Finding hope for the High Holidays during COVID-19
OpinionGuest Columnist

Finding hope for the High Holidays during COVID-19

"But just because Rosh Hashanah and Yom Kippur will be different this year does not mean they can’t be joyful and meaningful in a different way."

Jordan Golin (Photo provided by JFCS)
Jordan Golin (Photo provided by JFCS)

Holidays are complicated. Even those of us who are not religiously observant often find meaning in annual celebrations. They remind us to appreciate the good that we experience every day, provide a respite from the mundane routine of our lives and give us an opportunity to spend time with loved ones. Many of us even look forward to holidays despite their stressful moments as we try to juggle food, personalities and logistics without insulting Aunt Miriam or Uncle David.

During difficult times, though, the observance of holidays can stir up challenging emotions that may be lurking beneath the surface. This is especially true of the Jewish High Holy Days, Rosh Hashanah and Yom Kippur, as these days are focused on taking stock of the past year and evaluating our actions and relationships. Past experiences of hurt or regret can remain compartmentalized for much of the year but are more likely to bubble back up to the surface during intense family get-togethers this time of the year.

Why is this year different from all other years (sorry, wrong holiday)? In normal times, Rosh Hashanah and Yom Kippur often include gathering extended family and friends together, sitting around a large dining room table to enjoy a festive meal, and (for many of us) praying shoulder to shoulder in synagogue with members of our community.

Sadly, most of us will not be able to do many of these things this year because of the risk of spreading COVID-19. Our dining rooms may seem larger and emptier as we think about our loved ones who were not able to join us. Our food may be simpler, to accommodate the smaller number of people. And many of us may experience this year as the first year in our lives in which we did not attend synagogue services during the High Holy Days.

As a result of these changes, we are likely to become inundated with a wide range of powerful feelings, including loss, isolation, fear, guilt and anxiety. Although we know that the coronavirus is beyond our control, we may still find ourselves responding to these changes by thinking, “Am I being a good son/daughter? Am I being a good friend? Am I being a good Jew?” We may be wondering how we could possibly celebrate anything under conditions of face masks and social distancing.

But just because Rosh Hashanah and Yom Kippur will be different this year does not mean they can’t be joyful and meaningful in a different way. Judaism has adapted and evolved through thousands of years and countless migrations across the globe. From the deserts of the Middle East to the shtetls of Eastern Europe, these changes have always taken place in the context of certain constants — especially the emphasis on the value of human relationships.

In our own Pittsburgh community, the Jewish tradition of adapting to challenges continues today. Right now, congregations and organizations are finding creative ways to connect people to each other through online religious services, socially distanced outdoor gatherings and contactless delivery of holiday packages.

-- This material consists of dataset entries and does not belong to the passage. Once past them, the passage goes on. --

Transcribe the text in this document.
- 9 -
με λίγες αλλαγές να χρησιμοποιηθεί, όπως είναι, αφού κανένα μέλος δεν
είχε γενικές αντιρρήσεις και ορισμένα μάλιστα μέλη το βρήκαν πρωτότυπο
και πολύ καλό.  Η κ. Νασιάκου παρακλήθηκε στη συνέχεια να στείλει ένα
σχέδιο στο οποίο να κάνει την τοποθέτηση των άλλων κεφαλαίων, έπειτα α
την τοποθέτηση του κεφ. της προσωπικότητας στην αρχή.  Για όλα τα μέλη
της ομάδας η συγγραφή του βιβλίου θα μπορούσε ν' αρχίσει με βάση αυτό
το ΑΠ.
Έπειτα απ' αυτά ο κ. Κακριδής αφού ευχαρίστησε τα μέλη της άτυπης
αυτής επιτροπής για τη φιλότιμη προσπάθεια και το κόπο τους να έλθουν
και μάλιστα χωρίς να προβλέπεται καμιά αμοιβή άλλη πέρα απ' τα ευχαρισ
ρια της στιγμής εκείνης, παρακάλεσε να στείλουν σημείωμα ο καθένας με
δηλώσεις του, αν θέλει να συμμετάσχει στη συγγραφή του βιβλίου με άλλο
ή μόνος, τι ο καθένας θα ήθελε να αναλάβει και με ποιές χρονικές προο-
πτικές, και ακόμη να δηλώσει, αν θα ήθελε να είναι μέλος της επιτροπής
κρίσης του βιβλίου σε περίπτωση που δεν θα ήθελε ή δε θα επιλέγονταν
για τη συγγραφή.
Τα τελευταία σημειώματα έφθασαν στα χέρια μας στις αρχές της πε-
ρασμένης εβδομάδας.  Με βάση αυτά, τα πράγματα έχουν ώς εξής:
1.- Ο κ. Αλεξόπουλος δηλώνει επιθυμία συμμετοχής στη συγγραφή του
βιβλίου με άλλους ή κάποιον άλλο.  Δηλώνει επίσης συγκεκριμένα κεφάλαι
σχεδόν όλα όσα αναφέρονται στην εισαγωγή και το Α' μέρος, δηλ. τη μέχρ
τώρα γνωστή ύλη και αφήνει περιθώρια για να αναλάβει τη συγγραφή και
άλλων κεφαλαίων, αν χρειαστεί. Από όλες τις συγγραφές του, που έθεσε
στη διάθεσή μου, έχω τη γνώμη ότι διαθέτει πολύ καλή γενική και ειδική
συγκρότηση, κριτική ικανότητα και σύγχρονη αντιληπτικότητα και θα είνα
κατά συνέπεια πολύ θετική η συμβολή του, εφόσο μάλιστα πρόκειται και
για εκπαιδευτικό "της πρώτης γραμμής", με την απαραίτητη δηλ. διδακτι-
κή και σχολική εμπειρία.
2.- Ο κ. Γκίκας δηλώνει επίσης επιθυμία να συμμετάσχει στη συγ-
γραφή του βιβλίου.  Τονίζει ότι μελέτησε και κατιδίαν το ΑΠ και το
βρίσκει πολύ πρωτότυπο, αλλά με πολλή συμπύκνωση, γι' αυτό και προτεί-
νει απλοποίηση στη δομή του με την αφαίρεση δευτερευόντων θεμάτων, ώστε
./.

None of these arrangements are ideal, but they reflect our desire to maintain relationships with each other and to preserve our community identity.

With all of these changes and adaptations, there will of course still be a gap between our desire to celebrate these holidays “normally” and the very different way in which we actually observe Rosh Hashanah and Yom Kippur this year. How do we bridge this gap and reconcile ourselves to the reality of this change? We do so by turning to our community — reaching out to people we care about for help and support. After all, we all believe at a very core level that no one in our community should need to struggle alone. And if friends and family aren’t able to provide the help that’s needed, organizations like JFCS can provide the professional guidance that can make the difference between quiet desperation and successful coping.

The Jewish new year is a time of hope and renewal. As we continue to live through an era of unprecedented loss and upheaval, we remain hopeful that better times are in store. And so, I share my wish with you that this new year will truly be a sweet one in which we will be able to come together again as a community in celebration. PJC

Jordan Golin is president & CEO of JFCS.